B.C.'s Morgane Oger first transgender woman to be nominated by major party

'I recognize that it's a historic moment. I'm the first transgender woman to be nominated as a candidate by a major party in Canada for any level of government. That feels really good,' says Oger.

Oger will be the B.C. NDP candidate for Vancouver-False Creek in the 2017 provincial election

Morgane Oger celebrates her nomination. On Sunday, Nov. 27, 2016, Oger was chosen by the B.C. NDP to be the party's candidate for the Vancouver-False Creek riding in next May's election. (Morgane Oger/Twitter)

Vancouver's Morgane Oger continues to break barriers.

On Sunday she became the first transgender person to be nominated by a major political party as a candidate at any level of government in Canada.

Earlier this year, Winnipeg transgender advocate Shandi Strong ran unsuccessfully for the Liberals in Manitoba's provincial election. Unlike the B.C. NDP, though, that party is not a major player in its province's political scene, having only won 3 seats in the latest election, and even fewer in the four previous elections.

Oger will now try to win the provincial riding of Vancouver-False Creek in May, which is currently held by the B.C. Liberal's Sam Sullivan.

"If I am elected I'll become the first transgender person in Canadian history to get elected to any position," she said.

"I'm aware of what this means to marginalized people in Canada. I'm aware that it represents the fact that there's going to be a little bit less marginalization.

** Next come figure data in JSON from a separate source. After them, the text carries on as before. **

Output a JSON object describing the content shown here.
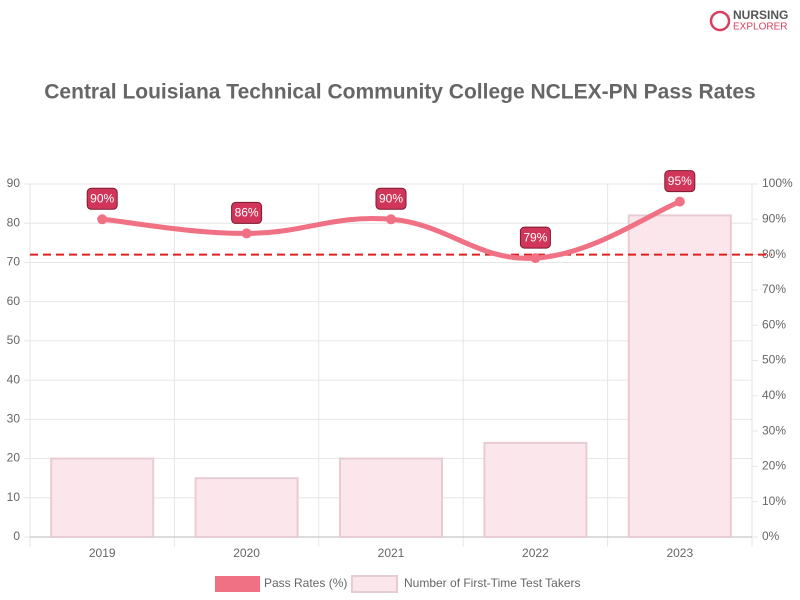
{
  "brand": [
    "NURSING",
    "EXPLORER"
  ],
  "chart_data": {
    "type": "bar-line",
    "title": "Central Louisiana Technical Community College NCLEX-PN Pass Rates",
    "categories": [
      "2019",
      "2020",
      "2021",
      "2022",
      "2023"
    ],
    "series": [
      {
        "name": "Pass Rates (%)",
        "type": "line",
        "axis": "y2",
        "color": "#f07084",
        "values": [
          90,
          86,
          90,
          79,
          95
        ],
        "value_labels": [
          "90%",
          "86%",
          "90%",
          "79%",
          "95%"
        ]
      },
      {
        "name": "Number of First-Time Test Takers",
        "type": "bar",
        "color": "#fae6eb",
        "values": [
          20,
          15,
          20,
          24,
          82
        ]
      }
    ],
    "ylim": [
      0,
      90
    ],
    "yticks": [
      0,
      10,
      20,
      30,
      40,
      50,
      60,
      70,
      80,
      90
    ],
    "y2lim": [
      0,
      100
    ],
    "y2ticks": [
      {
        "value": 0,
        "label": "0%"
      },
      {
        "value": 10,
        "label": "10%"
      },
      {
        "value": 20,
        "label": "20%"
      },
      {
        "value": 30,
        "label": "30%"
      },
      {
        "value": 40,
        "label": "40%"
      },
      {
        "value": 50,
        "label": "50%"
      },
      {
        "value": 60,
        "label": "60%"
      },
      {
        "value": 70,
        "label": "70%"
      },
      {
        "value": 80,
        "label": "80%"
      },
      {
        "value": 90,
        "label": "90%"
      },
      {
        "value": 100,
        "label": "100%"
      }
    ],
    "reference_line": {
      "value": 80,
      "axis": "y2",
      "color": "#e02020"
    },
    "grid": true
  }
}
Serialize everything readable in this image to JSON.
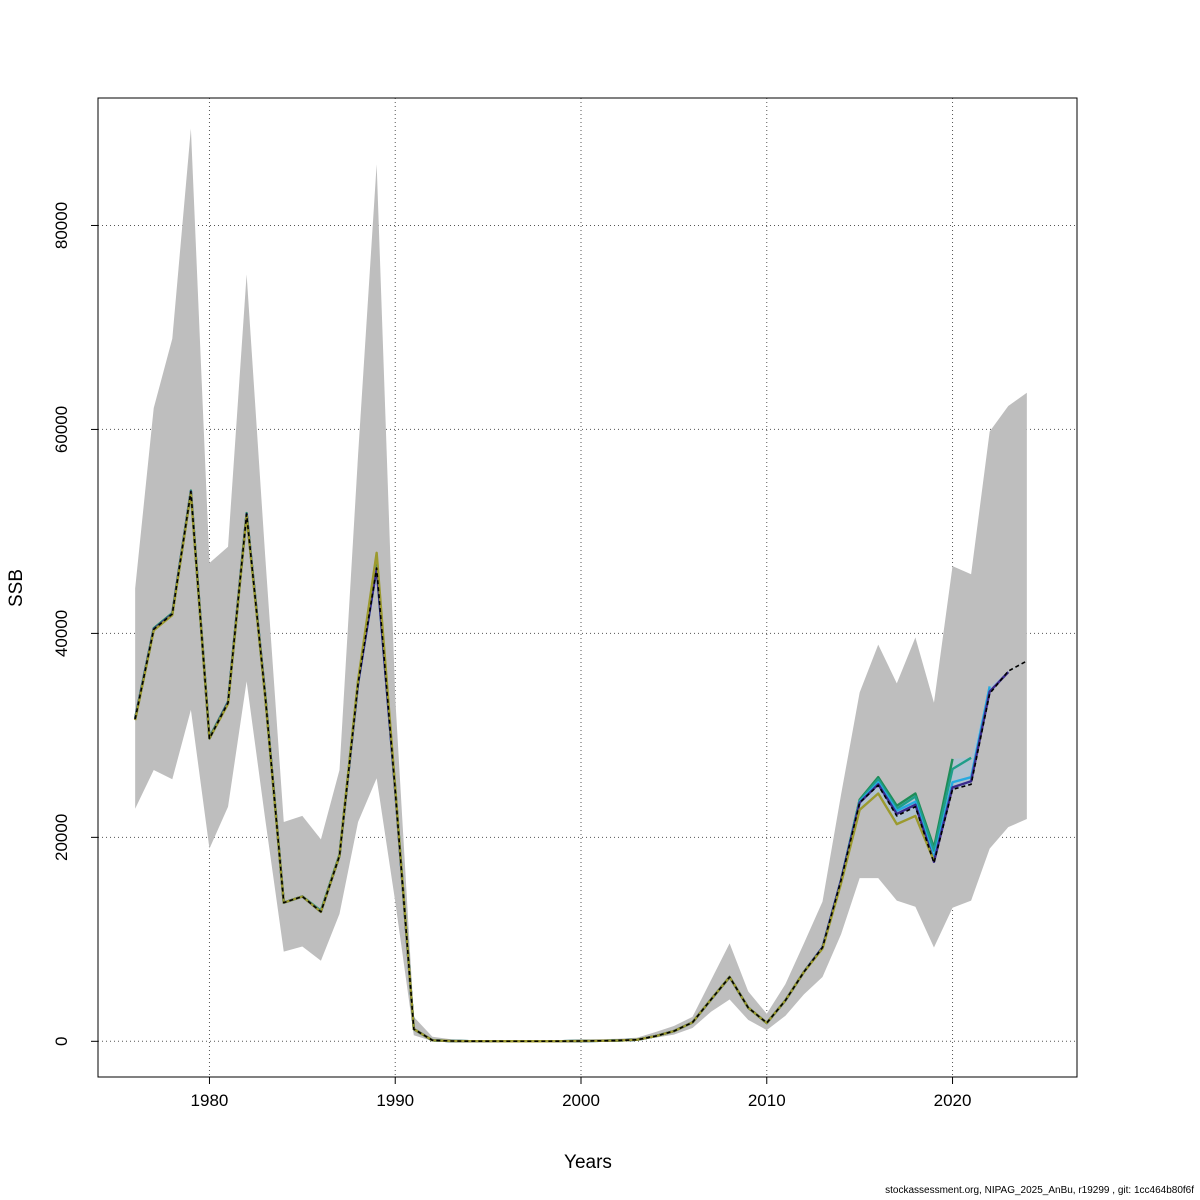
{
  "chart_data": {
    "type": "line",
    "title": "",
    "xlabel": "Years",
    "ylabel": "SSB",
    "xlim": [
      1974,
      2026.7
    ],
    "ylim": [
      -3500,
      92500
    ],
    "xticks": [
      1980,
      1990,
      2000,
      2010,
      2020
    ],
    "yticks": [
      0,
      20000,
      40000,
      60000,
      80000
    ],
    "grid": true,
    "legend": "none",
    "band_color": "#bebebe",
    "band_inner_color": "#a8c2d6",
    "band": {
      "x": [
        1976,
        1977,
        1978,
        1979,
        1980,
        1981,
        1982,
        1983,
        1984,
        1985,
        1986,
        1987,
        1988,
        1989,
        1990,
        1991,
        1992,
        1993,
        1994,
        1995,
        1996,
        1997,
        1998,
        1999,
        2000,
        2001,
        2002,
        2003,
        2004,
        2005,
        2006,
        2007,
        2008,
        2009,
        2010,
        2011,
        2012,
        2013,
        2014,
        2015,
        2016,
        2017,
        2018,
        2019,
        2020,
        2021,
        2022,
        2023,
        2024
      ],
      "lower": [
        22800,
        26600,
        25700,
        32500,
        18900,
        23000,
        35300,
        21800,
        8800,
        9300,
        7900,
        12500,
        21500,
        25800,
        13700,
        600,
        20,
        0,
        0,
        0,
        0,
        0,
        0,
        0,
        20,
        40,
        50,
        100,
        350,
        650,
        1300,
        2900,
        4100,
        2100,
        1100,
        2500,
        4600,
        6300,
        10500,
        16000,
        16000,
        13800,
        13200,
        9200,
        13100,
        13800,
        18900,
        21000,
        21800
      ],
      "upper": [
        44400,
        62100,
        68900,
        89500,
        46900,
        48500,
        75200,
        47600,
        21500,
        22100,
        19800,
        26600,
        57500,
        86000,
        33700,
        2400,
        450,
        200,
        100,
        100,
        50,
        50,
        50,
        100,
        150,
        200,
        250,
        350,
        900,
        1500,
        2400,
        6000,
        9600,
        4900,
        2700,
        5600,
        9600,
        13700,
        24200,
        34200,
        38900,
        35100,
        39600,
        33200,
        46600,
        45800,
        59800,
        62300,
        63600
      ]
    },
    "series": [
      {
        "color": "#1e8c57",
        "x": [
          1976,
          1977,
          1978,
          1979,
          1980,
          1981,
          1982,
          1983,
          1984,
          1985,
          1986,
          1987,
          1988,
          1989,
          1990,
          1991,
          1992,
          1993,
          1994,
          1995,
          1996,
          1997,
          1998,
          1999,
          2000,
          2001,
          2002,
          2003,
          2004,
          2005,
          2006,
          2007,
          2008,
          2009,
          2010,
          2011,
          2012,
          2013,
          2014,
          2015,
          2016,
          2017,
          2018,
          2019,
          2020
        ],
        "values": [
          31700,
          40500,
          42000,
          54000,
          29800,
          33300,
          51800,
          34000,
          13600,
          14200,
          12800,
          18300,
          35300,
          46700,
          24800,
          1200,
          100,
          30,
          10,
          10,
          5,
          5,
          5,
          10,
          30,
          50,
          80,
          150,
          500,
          1000,
          1850,
          4100,
          6300,
          3300,
          1800,
          4000,
          6800,
          9200,
          15800,
          23700,
          25900,
          23100,
          24300,
          19000,
          27700
        ]
      },
      {
        "color": "#1f9e89",
        "x": [
          1976,
          1977,
          1978,
          1979,
          1980,
          1981,
          1982,
          1983,
          1984,
          1985,
          1986,
          1987,
          1988,
          1989,
          1990,
          1991,
          1992,
          1993,
          1994,
          1995,
          1996,
          1997,
          1998,
          1999,
          2000,
          2001,
          2002,
          2003,
          2004,
          2005,
          2006,
          2007,
          2008,
          2009,
          2010,
          2011,
          2012,
          2013,
          2014,
          2015,
          2016,
          2017,
          2018,
          2019,
          2020,
          2021
        ],
        "values": [
          31600,
          40400,
          41900,
          53900,
          29700,
          33200,
          51700,
          33900,
          13600,
          14200,
          12800,
          18200,
          35200,
          46500,
          24700,
          1200,
          100,
          30,
          10,
          10,
          5,
          5,
          5,
          10,
          30,
          50,
          80,
          150,
          500,
          1000,
          1850,
          4100,
          6300,
          3300,
          1800,
          4000,
          6800,
          9200,
          15800,
          23600,
          25700,
          22800,
          24000,
          18700,
          26700,
          27800
        ]
      },
      {
        "color": "#26a9e0",
        "x": [
          1976,
          1977,
          1978,
          1979,
          1980,
          1981,
          1982,
          1983,
          1984,
          1985,
          1986,
          1987,
          1988,
          1989,
          1990,
          1991,
          1992,
          1993,
          1994,
          1995,
          1996,
          1997,
          1998,
          1999,
          2000,
          2001,
          2002,
          2003,
          2004,
          2005,
          2006,
          2007,
          2008,
          2009,
          2010,
          2011,
          2012,
          2013,
          2014,
          2015,
          2016,
          2017,
          2018,
          2019,
          2020,
          2021,
          2022
        ],
        "values": [
          31600,
          40400,
          41900,
          53900,
          29700,
          33200,
          51700,
          33900,
          13600,
          14200,
          12700,
          18200,
          35100,
          46400,
          24600,
          1200,
          100,
          30,
          10,
          10,
          5,
          5,
          5,
          10,
          30,
          50,
          80,
          150,
          500,
          1000,
          1850,
          4100,
          6300,
          3300,
          1800,
          4000,
          6800,
          9200,
          15800,
          23500,
          25400,
          22600,
          23500,
          18000,
          25400,
          25900,
          34800
        ]
      },
      {
        "color": "#3b2a8c",
        "x": [
          1976,
          1977,
          1978,
          1979,
          1980,
          1981,
          1982,
          1983,
          1984,
          1985,
          1986,
          1987,
          1988,
          1989,
          1990,
          1991,
          1992,
          1993,
          1994,
          1995,
          1996,
          1997,
          1998,
          1999,
          2000,
          2001,
          2002,
          2003,
          2004,
          2005,
          2006,
          2007,
          2008,
          2009,
          2010,
          2011,
          2012,
          2013,
          2014,
          2015,
          2016,
          2017,
          2018,
          2019,
          2020,
          2021,
          2022,
          2023
        ],
        "values": [
          31600,
          40400,
          41900,
          53900,
          29700,
          33200,
          51700,
          33900,
          13600,
          14200,
          12700,
          18200,
          35100,
          46400,
          24600,
          1200,
          100,
          30,
          10,
          10,
          5,
          5,
          5,
          10,
          30,
          50,
          80,
          150,
          500,
          1000,
          1850,
          4100,
          6300,
          3300,
          1800,
          4000,
          6800,
          9200,
          15800,
          23400,
          25200,
          22300,
          23200,
          17600,
          24900,
          25500,
          34300,
          36200
        ]
      },
      {
        "color": "#9c9a2e",
        "x": [
          1976,
          1977,
          1978,
          1979,
          1980,
          1981,
          1982,
          1983,
          1984,
          1985,
          1986,
          1987,
          1988,
          1989,
          1990,
          1991,
          1992,
          1993,
          1994,
          1995,
          1996,
          1997,
          1998,
          1999,
          2000,
          2001,
          2002,
          2003,
          2004,
          2005,
          2006,
          2007,
          2008,
          2009,
          2010,
          2011,
          2012,
          2013,
          2014,
          2015,
          2016,
          2017,
          2018,
          2019
        ],
        "values": [
          31500,
          40300,
          41800,
          53800,
          29700,
          33100,
          51600,
          33800,
          13600,
          14200,
          12700,
          18200,
          35400,
          47900,
          24800,
          1200,
          100,
          30,
          10,
          10,
          5,
          5,
          5,
          10,
          30,
          50,
          80,
          150,
          500,
          1000,
          1850,
          4100,
          6300,
          3300,
          1800,
          4000,
          6800,
          9100,
          15500,
          22700,
          24300,
          21300,
          22100,
          17700
        ]
      },
      {
        "color": "#000000",
        "dashed": true,
        "x": [
          1976,
          1977,
          1978,
          1979,
          1980,
          1981,
          1982,
          1983,
          1984,
          1985,
          1986,
          1987,
          1988,
          1989,
          1990,
          1991,
          1992,
          1993,
          1994,
          1995,
          1996,
          1997,
          1998,
          1999,
          2000,
          2001,
          2002,
          2003,
          2004,
          2005,
          2006,
          2007,
          2008,
          2009,
          2010,
          2011,
          2012,
          2013,
          2014,
          2015,
          2016,
          2017,
          2018,
          2019,
          2020,
          2021,
          2022,
          2023,
          2024
        ],
        "values": [
          31600,
          40400,
          41900,
          53900,
          29700,
          33200,
          51700,
          33900,
          13600,
          14200,
          12700,
          18200,
          35100,
          46400,
          24600,
          1200,
          100,
          30,
          10,
          10,
          5,
          5,
          5,
          10,
          30,
          50,
          80,
          150,
          500,
          1000,
          1850,
          4100,
          6300,
          3300,
          1800,
          4000,
          6800,
          9200,
          15800,
          23400,
          25100,
          22100,
          23000,
          17500,
          24700,
          25200,
          34100,
          36300,
          37300
        ]
      }
    ]
  },
  "footer_text": "stockassessment.org, NIPAG_2025_AnBu, r19299 , git: 1cc464b80f6f"
}
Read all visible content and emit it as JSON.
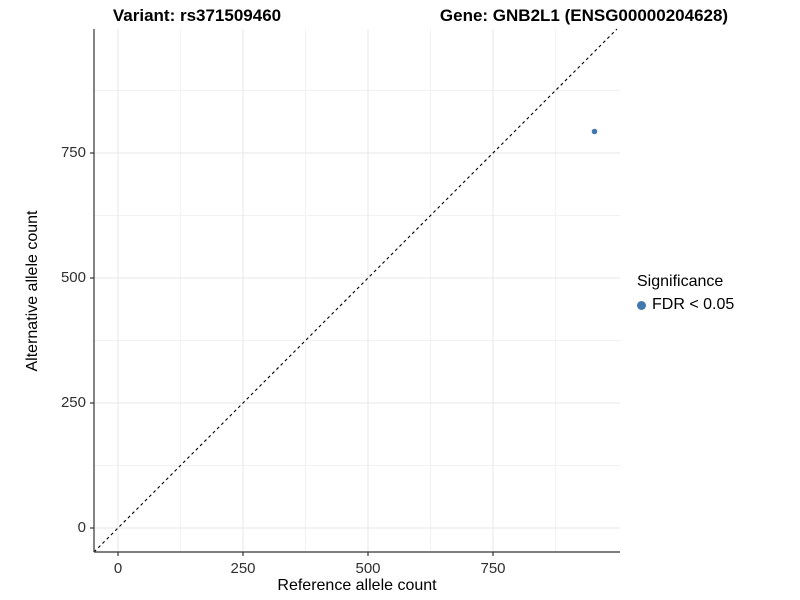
{
  "chart_data": {
    "type": "scatter",
    "titles": {
      "variant": "Variant: rs371509460",
      "gene": "Gene: GNB2L1 (ENSG00000204628)"
    },
    "xlabel": "Reference allele count",
    "ylabel": "Alternative allele count",
    "x_ticks": [
      0,
      250,
      500,
      750
    ],
    "y_ticks": [
      0,
      250,
      500,
      750
    ],
    "x_minor_ticks": [
      125,
      375,
      625,
      875
    ],
    "y_minor_ticks": [
      125,
      375,
      625,
      875
    ],
    "xlim": [
      -48,
      1004
    ],
    "ylim": [
      -48,
      998
    ],
    "grid": true,
    "identity_line": {
      "style": "dashed",
      "equation": "y = x"
    },
    "points": [
      {
        "x": 953,
        "y": 793,
        "series": "FDR < 0.05",
        "radius": 2.8
      }
    ],
    "legend": {
      "position": "right",
      "title": "Significance",
      "items": [
        {
          "label": "FDR < 0.05",
          "color": "#4277AE"
        }
      ]
    },
    "colors": {
      "point": "#4277AE",
      "axis": "#333333",
      "grid_major": "#e7e7e7",
      "grid_minor": "#f2f2f2",
      "dashed_line": "#000000",
      "background": "#ffffff"
    }
  }
}
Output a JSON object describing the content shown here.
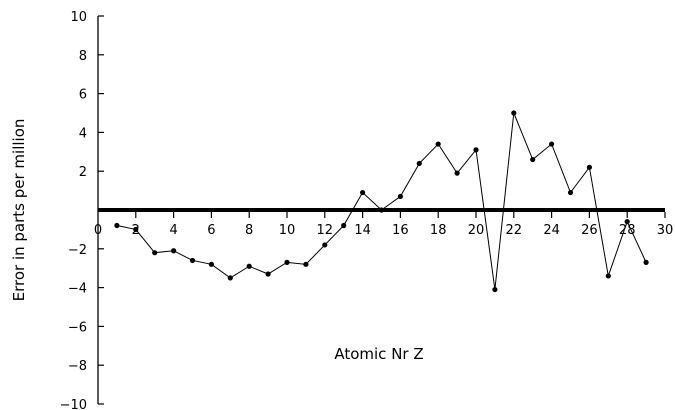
{
  "chart_data": {
    "type": "line",
    "title": "",
    "xlabel": "Atomic Nr Z",
    "ylabel": "Error in parts per million",
    "xlim": [
      0,
      30
    ],
    "ylim": [
      -10,
      10
    ],
    "x_ticks": [
      0,
      2,
      4,
      6,
      8,
      10,
      12,
      14,
      16,
      18,
      20,
      22,
      24,
      26,
      28,
      30
    ],
    "y_ticks": [
      10,
      8,
      6,
      4,
      2,
      -2,
      -4,
      -6,
      -8,
      -10
    ],
    "grid": false,
    "legend": "none",
    "line_color": "#000000",
    "series": [
      {
        "x": [
          1,
          2,
          3,
          4,
          5,
          6,
          7,
          8,
          9,
          10,
          11,
          12,
          13,
          14,
          15,
          16,
          17,
          18,
          19,
          20,
          21,
          22,
          23,
          24,
          25,
          26,
          27,
          28,
          29
        ],
        "y": [
          -0.8,
          -1.0,
          -2.2,
          -2.1,
          -2.6,
          -2.8,
          -3.5,
          -2.9,
          -3.3,
          -2.7,
          -2.8,
          -1.8,
          -0.8,
          0.9,
          0.0,
          0.7,
          2.4,
          3.4,
          1.9,
          3.1,
          -4.1,
          5.0,
          2.6,
          3.4,
          0.9,
          2.2,
          -3.4,
          -0.6,
          -2.7
        ]
      }
    ]
  }
}
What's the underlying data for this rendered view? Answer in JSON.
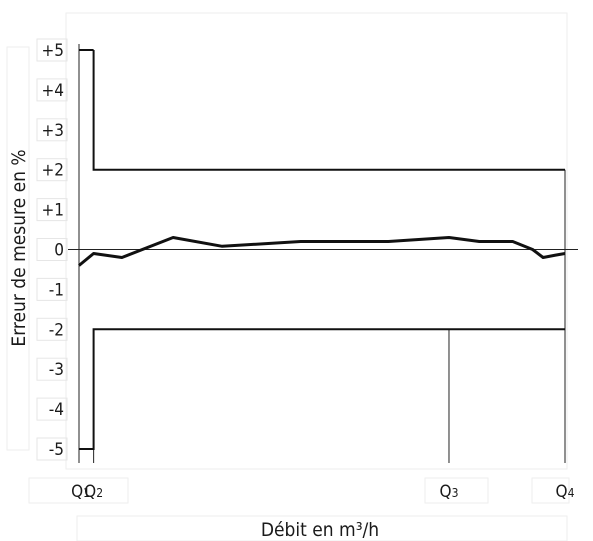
{
  "chart_data": {
    "type": "line",
    "xlabel": "Débit en m³/h",
    "ylabel": "Erreur de mesure en %",
    "ylim": [
      -5,
      5
    ],
    "yticks": [
      "+5",
      "+4",
      "+3",
      "+2",
      "+1",
      "0",
      "-1",
      "-2",
      "-3",
      "-4",
      "-5"
    ],
    "x_markers": [
      {
        "base": "Q",
        "sub": "1",
        "x": 1.5
      },
      {
        "base": "Q",
        "sub": "2",
        "x": 14
      },
      {
        "base": "Q",
        "sub": "3",
        "x": 354
      },
      {
        "base": "Q",
        "sub": "4",
        "x": 465
      }
    ],
    "xlim": [
      0,
      465
    ],
    "limits": {
      "upper": [
        [
          14,
          5
        ],
        [
          14,
          2
        ],
        [
          465,
          2
        ]
      ],
      "upper_top": [
        [
          0,
          5
        ],
        [
          14,
          5
        ]
      ],
      "lower": [
        [
          0,
          -5
        ],
        [
          14,
          -5
        ],
        [
          14,
          -2
        ],
        [
          465,
          -2
        ]
      ]
    },
    "series": [
      {
        "x": [
          0,
          14,
          41,
          90,
          137,
          212,
          296,
          354,
          383,
          415,
          434,
          444,
          456,
          465
        ],
        "values": [
          -0.4,
          -0.1,
          -0.2,
          0.3,
          0.08,
          0.2,
          0.2,
          0.3,
          0.2,
          0.2,
          0.0,
          -0.2,
          -0.14,
          -0.1
        ]
      }
    ]
  }
}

I'm very aware of the systemic discrimination of all kinds of communities, not just the ones I happen to belong to."

Oger is not new to political life and has been an outspoken advocate for a number of causes.

A single mother of two, she has volunteered at civic, provincial and federal levels, but has never before sought public office.

Oger faced some competition for the nomination from Avneet Johal, a former UBC student politician, but he later withdrew.

Now Oger says it's time to focus on getting ready to win the riding in May.

"Now we kick off our campaign in earnest," she said. "We have a long road ahead in Vancouver-False Creek.

"The last election, you know, we were beaten by about 10 per cent, so we've decided to get started right away."

Oger says she also wants to get out into the riding and meet more constituents.

"I'm going to represent everybody. I understand what it's like to be marginalized and that it's a struggle," she said. "I understand that British Columbia is a province that needs to work for everybody."